Some of you have seen my pony mare Truffles on the other post thru out the Forum. My plans are to train her to harness and cart this winter. 

My question is should I clip her since she gets a real heavy winter coat (even though we get very mild winter her in Myrtle Beach SC).

It hardly gets below 30'. I was told that the harness can pull on the winter coat and create sores. I would of course keep her in a turnout blanket.

So what are you opinions?


----------



## G8tdh0rse (Aug 14, 2012)

I really don't know since I am new to driving. I have never clipped any of my horses in the winter. Some pony breeds do grow a really thick coat. Perhaps an expert will answer your post.


----------



## Clayton Taffy (May 24, 2011)

Truffles is so cute. 


I do not clip my horses.
I try not to get them sweaty when it is super cold. That is just me though. I do not like cold weather.
You can ask yourself how much driving you are going to do.
In all actuallity you will be mostly ground driving and going about things slow. You are probably not going to go miles down the road, but you might, something to think about. If the harness pulls his hair, you can get a pad to help alliviate that problem.
If harness training is the only reason you are going to clip, I personally would save myself the aggrivation.

Truffles is going to be so cute driving!!!!


----------



## equinluvr (Sep 10, 2011)

Taffy Clayton said:


> Truffles is so cute.
> 
> 
> I do not clip my horses.
> ...


What you say makes sense. I probably won't be doing alot of miles. I'm a stickler for ground driving even w/ riding horses. Truffels and I are probably going to be doing a lot of walking before I put her to cart. 
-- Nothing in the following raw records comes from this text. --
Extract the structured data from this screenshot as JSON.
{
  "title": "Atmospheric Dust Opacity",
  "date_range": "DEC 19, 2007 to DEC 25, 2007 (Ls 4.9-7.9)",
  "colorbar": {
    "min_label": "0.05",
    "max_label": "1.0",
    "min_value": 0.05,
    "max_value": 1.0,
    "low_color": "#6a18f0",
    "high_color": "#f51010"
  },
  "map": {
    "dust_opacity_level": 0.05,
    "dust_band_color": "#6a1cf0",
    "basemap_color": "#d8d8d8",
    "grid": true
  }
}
I think she is going to make a cute cart pony too. She's already getting used to having parts of the harnes on as well(ie saddle, crupper and breaching). Thanks for your input. I'll be sure to post pics as we prgress.


----------



## michaelvanessa (Apr 25, 2012)

*to clip and not to clip*

hiya if you are going to clip some people do thr neck and belly or a trace clip.
we clip our horses out at our barn thay are the ones belong to my frends.
i cliped tammy out on a few occations that was in full as well.
it also depends how much work you are doing if you are not doing a lot i would not bother un less your horse sweats alot.
if it gets cold and your horses are clipped out rug up as nessasery.
you can slow down hair groth by leaveing a light on with a broad spectrum light bulb as to fool the mind that it is summer.
as youll find out when the shouter days come and its still not cold and the horses coat growing as the eye is telling the brain in natures way to grow.


----------



## michaelvanessa (Apr 25, 2012)

*sores dew to harness*

tricky is never cliped and he has a thick wooly coat and there is no problems there as long as you groom your horse before you drive and also clean your tack (harness) regulary as you dont want girth gauls or sore shoulders if your horse comes home sweating let the horsedry and when your horse is dry give him her a groom.


----------



## LizNicole520 (Jul 31, 2012)

When I was working with a driving trainer we clipped the horses in the winter.. But did not do even a trace clip. We clipped only the path of the surcingle and other parts of the harness that would come in contact with the horse. Plus a head/throatlatch clip. We kept winter blankets on and fleece material sleezys. Worked great!


----------